Doctor Who episode 800: The Doctor, The Widow and the Wardrobe (25/12/2011)

‘Look what you can do, Mother Christmas.’ Coming off the back of an unloved Series Six, I think I was sniffy about this at the time. Seen again, a lot of it is perfect Christmas Special material: a refreshingly straightforward plot, filled with magic and with a happy ending that rounds off the year’s story arc on a positive note.

In particular, the first half hour is filmic (or at least, Christmas filmic), as the Doctor repays a debt to the recently-widowed Madge Arwell and her children Lily and Cyril by becoming the caretaker of a huge house they’ve evacuated to for the festivities. Madge is wrestling with how to break the news of their father’s death to her kids; the Doctor wants to give them all a moment of happiness. If this were a Disney product (what am I talking about – now, it is), he’d be some sort of Santa’s helper, perhaps an enthusiastic elf acting beyond his remit. Which, I suppose, is as good a description as any. Smith pitches his performance accordingly – there’s less shade than in a regular episode, but the arm-whirling excitement flips to sad stillness when he’s alone with Madge, understanding her suffering. Claire Skinner’s equally good, all no-nonsense briskness until the mask slips.

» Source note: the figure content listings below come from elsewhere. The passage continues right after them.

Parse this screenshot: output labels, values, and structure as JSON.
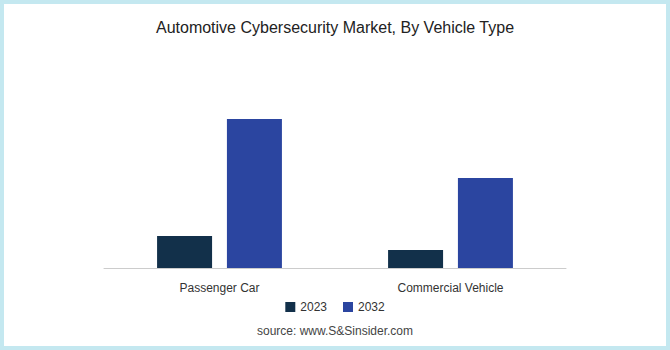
{
  "chart_data": {
    "type": "bar",
    "title": "Automotive Cybersecurity Market, By Vehicle Type",
    "categories": [
      "Passenger Car",
      "Commercial Vehicle"
    ],
    "series": [
      {
        "name": "2023",
        "color": "#12304a",
        "values": [
          3.2,
          1.8
        ]
      },
      {
        "name": "2032",
        "color": "#2b45a0",
        "values": [
          14.9,
          9.0
        ]
      }
    ],
    "annotations": [
      "source: www.S&Sinsider.com"
    ],
    "legend": "bottom",
    "grid": false,
    "tick_labels": "x"
  }
}
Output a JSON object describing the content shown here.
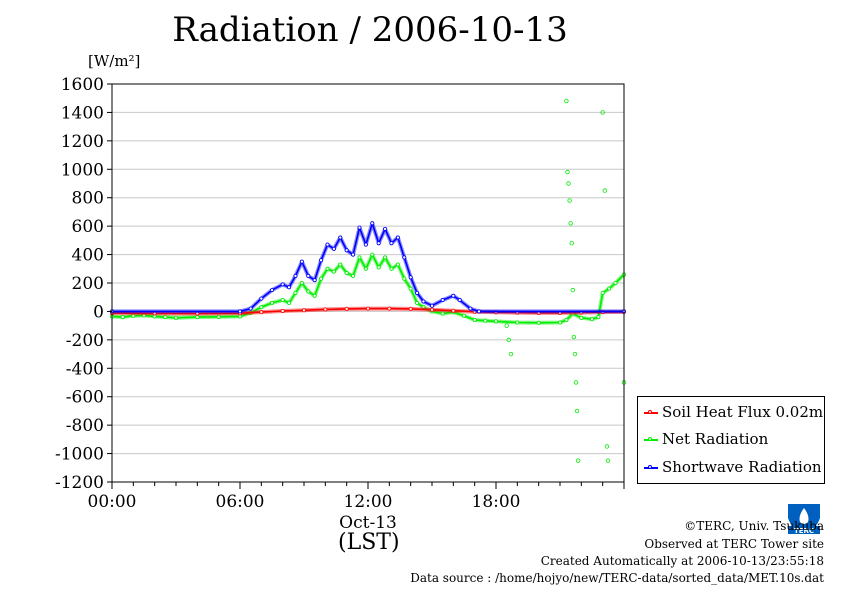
{
  "chart_data": {
    "type": "line",
    "title": "Radiation / 2006-10-13",
    "ylabel": "[W/m²]",
    "xlabel": "(LST)",
    "date_label": "Oct-13",
    "ylim": [
      -1200,
      1600
    ],
    "xlim": [
      0,
      24
    ],
    "yticks": [
      1600,
      1400,
      1200,
      1000,
      800,
      600,
      400,
      200,
      0,
      -200,
      -400,
      -600,
      -800,
      -1000,
      -1200
    ],
    "xticks": [
      {
        "value": 0,
        "label": "00:00"
      },
      {
        "value": 6,
        "label": "06:00"
      },
      {
        "value": 12,
        "label": "12:00"
      },
      {
        "value": 18,
        "label": "18:00"
      }
    ],
    "grid": true,
    "legend_position": "bottom-right",
    "series": [
      {
        "name": "Soil Heat Flux 0.02m",
        "color": "#ff0000",
        "points": [
          [
            0,
            -12
          ],
          [
            2,
            -14
          ],
          [
            4,
            -15
          ],
          [
            6,
            -13
          ],
          [
            7,
            -5
          ],
          [
            8,
            3
          ],
          [
            9,
            8
          ],
          [
            10,
            14
          ],
          [
            11,
            18
          ],
          [
            12,
            20
          ],
          [
            13,
            20
          ],
          [
            14,
            18
          ],
          [
            15,
            12
          ],
          [
            16,
            5
          ],
          [
            17,
            -2
          ],
          [
            18,
            -6
          ],
          [
            19,
            -8
          ],
          [
            20,
            -10
          ],
          [
            21,
            -10
          ],
          [
            22,
            -8
          ],
          [
            23,
            -5
          ],
          [
            24,
            -3
          ]
        ]
      },
      {
        "name": "Net Radiation",
        "color": "#00ee00",
        "points": [
          [
            0,
            -35
          ],
          [
            0.5,
            -40
          ],
          [
            1,
            -30
          ],
          [
            1.5,
            -28
          ],
          [
            2,
            -35
          ],
          [
            2.5,
            -40
          ],
          [
            3,
            -45
          ],
          [
            4,
            -40
          ],
          [
            5,
            -38
          ],
          [
            6,
            -35
          ],
          [
            6.5,
            -10
          ],
          [
            7,
            30
          ],
          [
            7.5,
            60
          ],
          [
            8,
            80
          ],
          [
            8.3,
            60
          ],
          [
            8.6,
            130
          ],
          [
            8.9,
            200
          ],
          [
            9.2,
            140
          ],
          [
            9.5,
            110
          ],
          [
            9.8,
            230
          ],
          [
            10.1,
            300
          ],
          [
            10.4,
            280
          ],
          [
            10.7,
            330
          ],
          [
            11.0,
            270
          ],
          [
            11.3,
            250
          ],
          [
            11.6,
            380
          ],
          [
            11.9,
            300
          ],
          [
            12.2,
            400
          ],
          [
            12.5,
            310
          ],
          [
            12.8,
            380
          ],
          [
            13.1,
            300
          ],
          [
            13.4,
            330
          ],
          [
            13.7,
            230
          ],
          [
            14.0,
            160
          ],
          [
            14.3,
            60
          ],
          [
            14.6,
            30
          ],
          [
            15.0,
            0
          ],
          [
            15.5,
            -15
          ],
          [
            16.0,
            -5
          ],
          [
            16.5,
            -30
          ],
          [
            17.0,
            -60
          ],
          [
            17.5,
            -65
          ],
          [
            18.0,
            -70
          ],
          [
            19.0,
            -78
          ],
          [
            20.0,
            -80
          ],
          [
            21.0,
            -78
          ],
          [
            21.3,
            -60
          ],
          [
            21.6,
            -15
          ],
          [
            22.0,
            -45
          ],
          [
            22.5,
            -55
          ],
          [
            22.8,
            -40
          ],
          [
            23.0,
            130
          ],
          [
            23.3,
            160
          ],
          [
            23.6,
            200
          ],
          [
            24.0,
            260
          ]
        ]
      },
      {
        "name": "Shortwave Radiation",
        "color": "#0000ff",
        "points": [
          [
            0,
            0
          ],
          [
            6,
            0
          ],
          [
            6.5,
            20
          ],
          [
            7,
            90
          ],
          [
            7.5,
            150
          ],
          [
            8,
            190
          ],
          [
            8.3,
            170
          ],
          [
            8.6,
            250
          ],
          [
            8.9,
            350
          ],
          [
            9.2,
            250
          ],
          [
            9.5,
            220
          ],
          [
            9.8,
            360
          ],
          [
            10.1,
            470
          ],
          [
            10.4,
            440
          ],
          [
            10.7,
            520
          ],
          [
            11.0,
            430
          ],
          [
            11.3,
            400
          ],
          [
            11.6,
            590
          ],
          [
            11.9,
            470
          ],
          [
            12.2,
            620
          ],
          [
            12.5,
            480
          ],
          [
            12.8,
            580
          ],
          [
            13.1,
            480
          ],
          [
            13.4,
            520
          ],
          [
            13.7,
            380
          ],
          [
            14.0,
            240
          ],
          [
            14.3,
            130
          ],
          [
            14.6,
            70
          ],
          [
            15.0,
            40
          ],
          [
            15.5,
            80
          ],
          [
            16.0,
            110
          ],
          [
            16.3,
            80
          ],
          [
            16.8,
            20
          ],
          [
            17.2,
            0
          ],
          [
            24,
            0
          ]
        ]
      }
    ],
    "outliers": [
      [
        18.5,
        -100
      ],
      [
        18.6,
        -200
      ],
      [
        18.7,
        -300
      ],
      [
        21.3,
        1480
      ],
      [
        21.35,
        980
      ],
      [
        21.4,
        900
      ],
      [
        21.45,
        780
      ],
      [
        21.5,
        620
      ],
      [
        21.55,
        480
      ],
      [
        21.6,
        150
      ],
      [
        21.65,
        -180
      ],
      [
        21.7,
        -300
      ],
      [
        21.75,
        -500
      ],
      [
        21.8,
        -700
      ],
      [
        21.85,
        -1050
      ],
      [
        23.0,
        1400
      ],
      [
        23.1,
        850
      ],
      [
        23.2,
        -950
      ],
      [
        23.25,
        -1050
      ],
      [
        24.0,
        -500
      ]
    ]
  },
  "legend": {
    "items": [
      {
        "label": "Soil Heat Flux 0.02m",
        "color": "#ff0000"
      },
      {
        "label": "Net Radiation",
        "color": "#00ee00"
      },
      {
        "label": "Shortwave Radiation",
        "color": "#0000ff"
      }
    ]
  },
  "footer": {
    "copyright": "©TERC, Univ. Tsukuba",
    "observed": "Observed at TERC Tower site",
    "created": "Created Automatically at 2006-10-13/23:55:18",
    "source": "Data source : /home/hojyo/new/TERC-data/sorted_data/MET.10s.dat"
  },
  "logo": {
    "text": "TERC",
    "color": "#0060c0"
  }
}
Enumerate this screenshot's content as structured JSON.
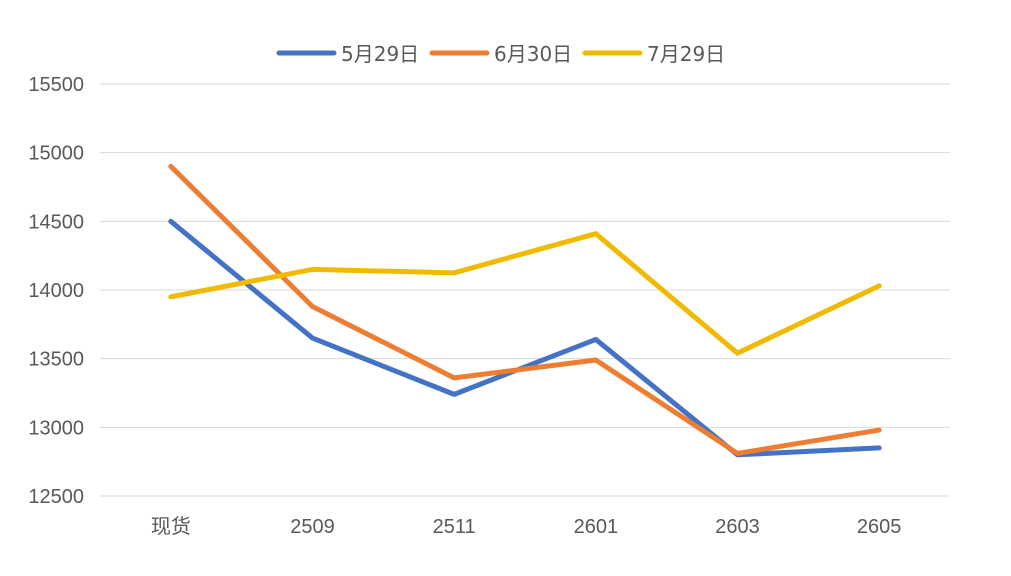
{
  "chart_data": {
    "type": "line",
    "categories": [
      "现货",
      "2509",
      "2511",
      "2601",
      "2603",
      "2605"
    ],
    "series": [
      {
        "name": "5月29日",
        "color": "#4472C4",
        "values": [
          14500,
          13650,
          13240,
          13640,
          12800,
          12850
        ]
      },
      {
        "name": "6月30日",
        "color": "#ED7D31",
        "values": [
          14900,
          13880,
          13360,
          13490,
          12810,
          12980
        ]
      },
      {
        "name": "7月29日",
        "color": "#F0BA00",
        "values": [
          13950,
          14150,
          14125,
          14410,
          13540,
          14030
        ]
      }
    ],
    "ylim": [
      12500,
      15500
    ],
    "yticks": [
      12500,
      13000,
      13500,
      14000,
      14500,
      15000,
      15500
    ],
    "legend": "top-center",
    "grid": true
  }
}
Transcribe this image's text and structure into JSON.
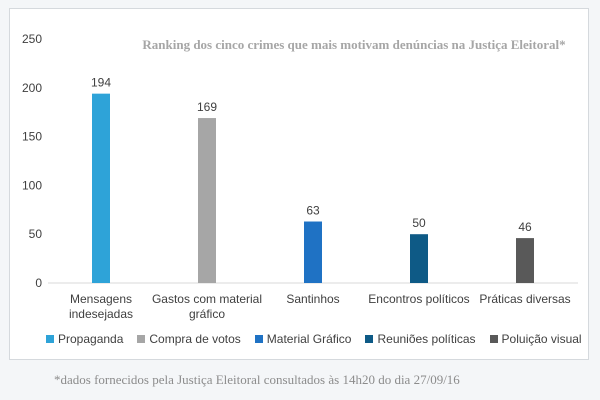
{
  "chart_data": {
    "type": "bar",
    "title": "Ranking dos cinco crimes que mais motivam denúncias na Justiça Eleitoral*",
    "categories": [
      [
        "Mensagens",
        "indesejadas"
      ],
      [
        "Gastos com material",
        "gráfico"
      ],
      [
        "Santinhos"
      ],
      [
        "Encontros políticos"
      ],
      [
        "Práticas diversas"
      ]
    ],
    "series": [
      {
        "name": "Propaganda",
        "color": "#2ea3d8",
        "values": [
          194,
          null,
          null,
          null,
          null
        ]
      },
      {
        "name": "Compra de votos",
        "color": "#a6a6a6",
        "values": [
          null,
          169,
          null,
          null,
          null
        ]
      },
      {
        "name": "Material Gráfico",
        "color": "#1f72c4",
        "values": [
          null,
          null,
          63,
          null,
          null
        ]
      },
      {
        "name": "Reuniões políticas",
        "color": "#0e5a86",
        "values": [
          null,
          null,
          null,
          50,
          null
        ]
      },
      {
        "name": "Poluição visual",
        "color": "#595959",
        "values": [
          null,
          null,
          null,
          null,
          46
        ]
      }
    ],
    "yticks": [
      0,
      50,
      100,
      150,
      200,
      250
    ],
    "ylim": [
      0,
      250
    ],
    "xlabel": "",
    "ylabel": "",
    "legend_position": "bottom"
  },
  "footnote": "*dados fornecidos pela Justiça Eleitoral consultados às 14h20 do dia 27/09/16"
}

The crowning glory of this magic Christmas is a present that’s a portal to an alien planet in the future, where Christmas trees grow naturally. As the title suggests, this provides some Narnia style sequences of a curious Cyril investigating the parcel before the big day, arriving in a snowbound forest. Sadly, there are no fauns to be seen – but there is a Christmas bauble that’s actually an egg. Cyril follows the hatchling’s footprints to find a strange tower, inside which are a wooden king and queen holding a glowing crown. The Doctor and Lily aren’t far behind him, and then Madge plunges through the portal after them.

Up until this point, it’s a sweet Christmas adventure. The second half is a bit less surefooted – stumbling about like a platform piloted by Madge between a light environmental message (the Androzani Major colonists are going to burn down the forest with acid rain), and some airy-fairy stuff about the ‘life force’ of the trees needing to occupy Madge’s body to escape. None of this is bad, but if this really were a Disney style Christmas adventure we’d meet the entertainingly villainous leader of the deforestation team, and he’d end up defeated. Instead, the Androzanians are an inoffensive bunch who get a couple of amusing scenes with Madge and then abandon ship.

Instead, the forest is destroyed, but it turns out the mysterious tower is their escape plan and they’ve made it of wood. Which is a bigger problem – because nothing about it looks wooden. This design failure actively works against the story, despite the script’s best attempts to hand wave it. And then the problems stack up: the King and Queen need a life form to contain the trees’ life force, but that life form needs to be ‘strong’ – by which they mean, a mother. In comparison, the Doctor and Cyril are ‘weak’ because they’re men, and Lily has potential, but as she does not yet possess a fecund womb, she’s not good enough. Only Madge will do. This is clearly meant to be a celebration of motherhood, which is a wonderful thing. But the fact it does it by telling the little boys in the audience that they’re weak and implies that the little girls in the audience should aspire to be mothers is surely not the intended message. Combined with a slight return for the “man stalks woman until she submits to his will” motif from Blink, there’s an accidental sourness here.

Looking past that, the pay-off to Madge saving the trees is that she also guides her husband to salvation. It’s easy to scoff at this, but honestly, it’s a Christmas Day episode for kids, and any other ending might have been more realistic and tearjerkingly satisfactory, but it wouldn’t have been festive. Plus, it leads to the glorious little coda of the Doctor reconnecting with his own family, so I can’t begrudge it. Apart from my reservations on the unintended consequences of the scenes at the top of the tower, I think this is a neatly presented little Christmas package. Give me humany wumany over timey wimey any day.